Getting around to working on more of my images from Blackwater National Wildlife Refuge. Here are some of the Tundra Swans we saw at the refuge. Most of the time they were far out in pools along the Wildlife Drive. But occasionally we saw some fly by giving us an opportunity for some flight shots. These were on an overcast grayish blue sky day. The higher up the Swans were flying seemed to be a little bluer sky. Because of the gray day I had to raise my ISO higher than I usually use to get a shutter speed fast enough to stop the wing movement.
Pair of Tundra Swans in Flight – 400mm, 1.4x teleconverter
Higher Flight of Tundra Swans – 400mm, 1.4x teleconverter
When we were at the Edwin B. Forsythe National Wildlife Refuge in New Jersey, photographing the large groups of Snow Geese, this group of Tundra Swans flew by. Unfortunately all the large groups of Snow Geese and Tundra Swans were very, very far out in the water. Usually you see multiple large groups of Snow Geese taking flight. On this trip there were a few flying in and out, but no large groups taking off all at once. It was still nice to get out and take some photos.

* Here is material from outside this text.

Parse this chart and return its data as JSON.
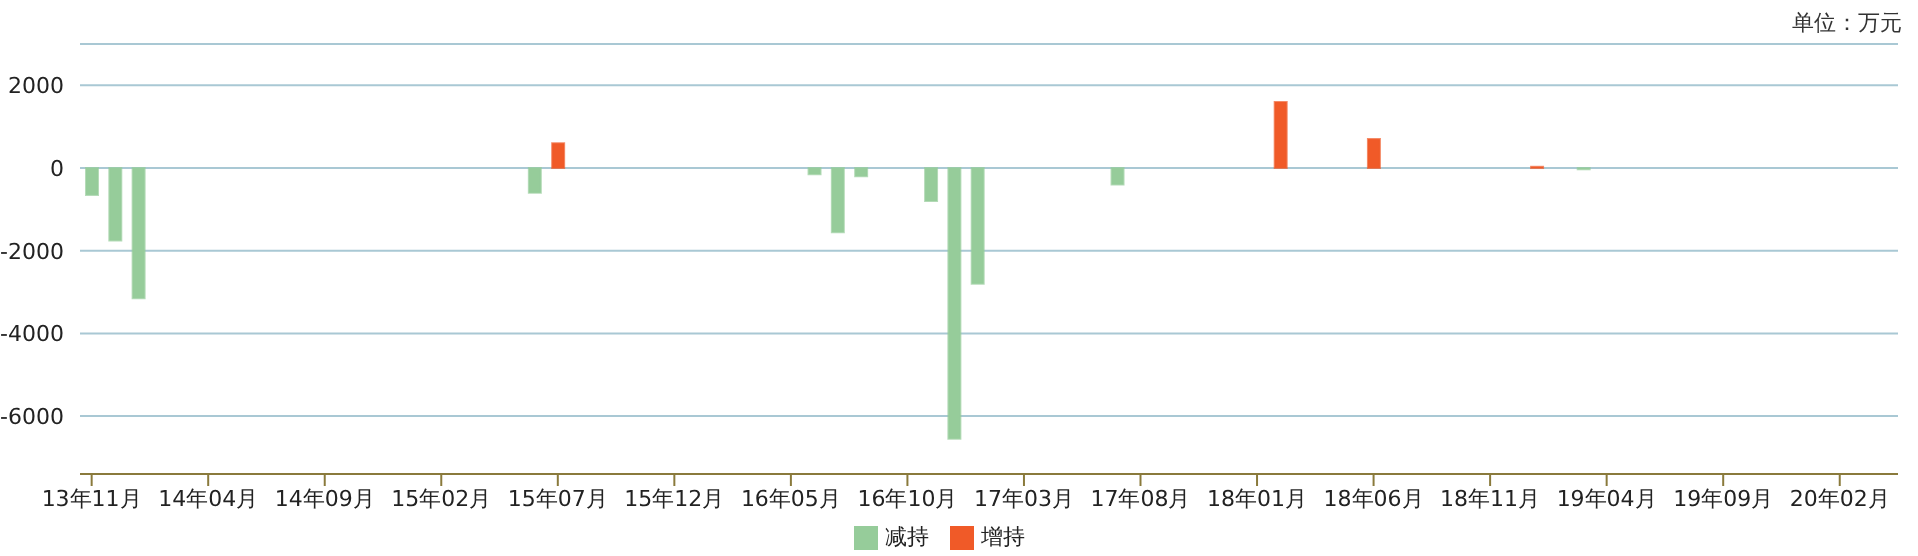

A group of Tundra Swans flying off after a large group of Snow Geese took off in mass, disturbing the Swans that were off to the side of the Snow Geese at the Blackwater National Wildlife Refuge. The Swans took off and flew to an area farther away from the Snow Geese where it was quieter.
There was quite a bit of photo opportunities with the Tundra Swans also at Blackwater NWR. It is a very large refuge, but most of the photo ops for large groups of birds, either on the ground, in the water or flying are along the Wildlife Drive or Tubman Trail. They frown on stopping on any of the public roads within the Refuge. We sometimes ride through just because you can usually see quite a few Eagle nests from the road. There are many trails, but have limited sky views because of the thick concentration of trees. The refuge includes more than 28,000 acres of rich tidal marsh, mixed hardwood and loblolly pine forests, managed freshwater wetlands and croplands. There are also a couple of boat launching paved areas off the main roads in the Refuge with views of trees off in the distance that Eagles roost in. If you wait there you might get a few somewhat close flybys, but it usually takes a while. Or if you have really long lenses (800mm with teleconverters) you might get some shots in the trees. At this time of year, if you are lucky or have long lenses, you might see the small group of American White Pelicans flying. Usually they are just in a small group floating in the water fairly far out. Most people probably would not notice them. In the warmer months there are larger numbers.
It is interesting to see the different wing patterns/positions as a small group fly by. If close enough the sound of there wings flapping is really cool!